Tuesday, February 19, 2008

Oil Reaches $100, Rally In Stocks Fades

Now you know why I continually say that I don't like strong market opens. I can't even count how many times in the last few months we have seen the market open on a very strong note, sucking in more enthusiastic buyers, only to run out of steam and fade into the close.

This is very disheartening action for the bulls. What you want to see is markets that start out slow, or even lower, and then build strength into the close. That is the type of action bull markets are made of.

Oil continued to climb throughout the day, eventually closing right at the $100 level. This made the energy stocks rally, along with materials, mining, and commodity-related stocks. But it came at the expense of most other groups.

When financials were down at the start, that might have been an early sign the rally didn't have real conviction behind it. And as the session wore on, tech and other growth stocks began to fade. The action in GOOG was terrible all day.

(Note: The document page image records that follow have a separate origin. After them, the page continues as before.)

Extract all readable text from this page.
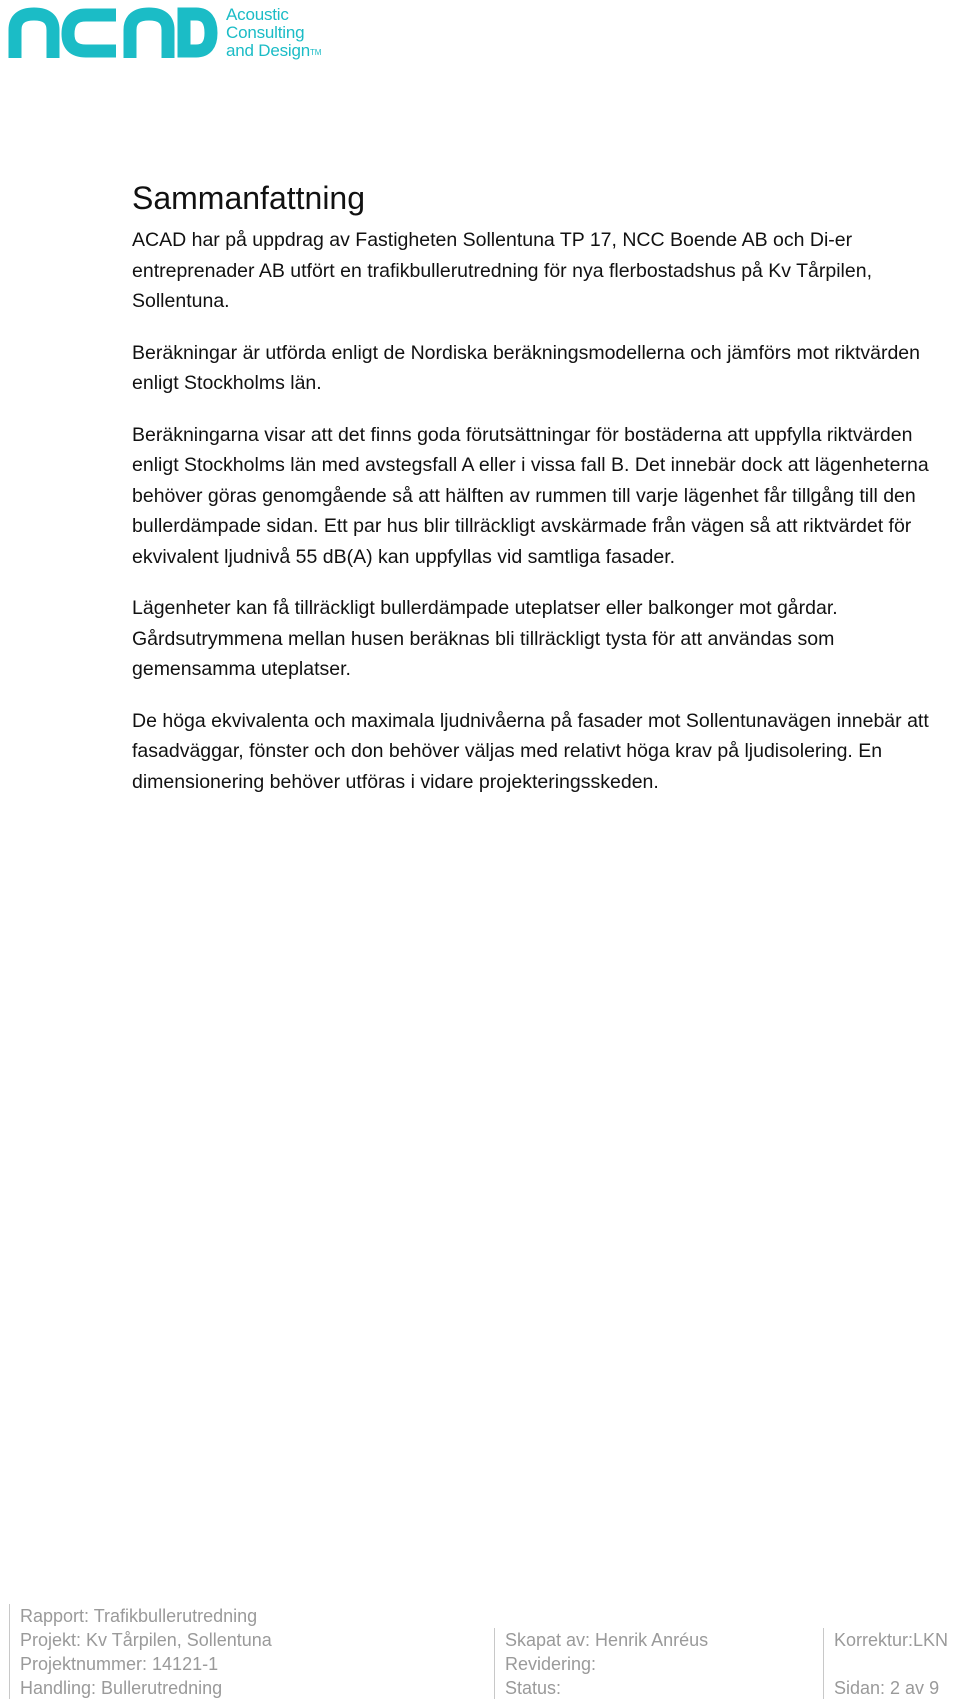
Acoustic
Consulting
and Design™
Sammanfattning

ACAD har på uppdrag av Fastigheten Sollentuna TP 17, NCC Boende AB och Di-er entreprenader AB utfört en trafikbullerutredning för nya flerbostadshus på Kv Tårpilen, Sollentuna.

Beräkningar är utförda enligt de Nordiska beräkningsmodellerna och jämförs mot riktvärden enligt Stockholms län.

Beräkningarna visar att det finns goda förutsättningar för bostäderna att uppfylla riktvärden enligt Stockholms län med avstegsfall A eller i vissa fall B. Det innebär dock att lägenheterna behöver göras genomgående så att hälften av rummen till varje lägenhet får tillgång till den bullerdämpade sidan. Ett par hus blir tillräckligt avskärmade från vägen så att riktvärdet för ekvivalent ljudnivå 55 dB(A) kan uppfyllas vid samtliga fasader.

Lägenheter kan få tillräckligt bullerdämpade uteplatser eller balkonger mot gårdar. Gårdsutrymmena mellan husen beräknas bli tillräckligt tysta för att användas som gemensamma uteplatser.

De höga ekvivalenta och maximala ljudnivåerna på fasader mot Sollentunavägen innebär att fasadväggar, fönster och don behöver väljas med relativt höga krav på ljudisolering. En dimensionering behöver utföras i vidare projekteringsskeden.

Rapport: Trafikbullerutredning
Projekt: Kv Tårpilen, Sollentuna
Projektnummer: 14121-1
Handling: Bullerutredning
Skapat av: Henrik Anréus
Revidering:
Status:
Korrektur:LKN

Sidan: 2 av 9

This market needs to prove itself with a change in character. On a technical basis, the market is oversold. Sentiment is bearish, and at levels often associated with market rallies. And valuations seem cheap relative to interest rates.

But the themes that were working today all had one thing in common - they benefit from inflation. And that hurts the rest of the market. The last thing we want is the Fed to start worrying out loud about resurging inflation. That will make them less likely to cut rates further, which we have said is something that this market needs desperately.

Let's hope we get some good inflation readings in the upcoming data.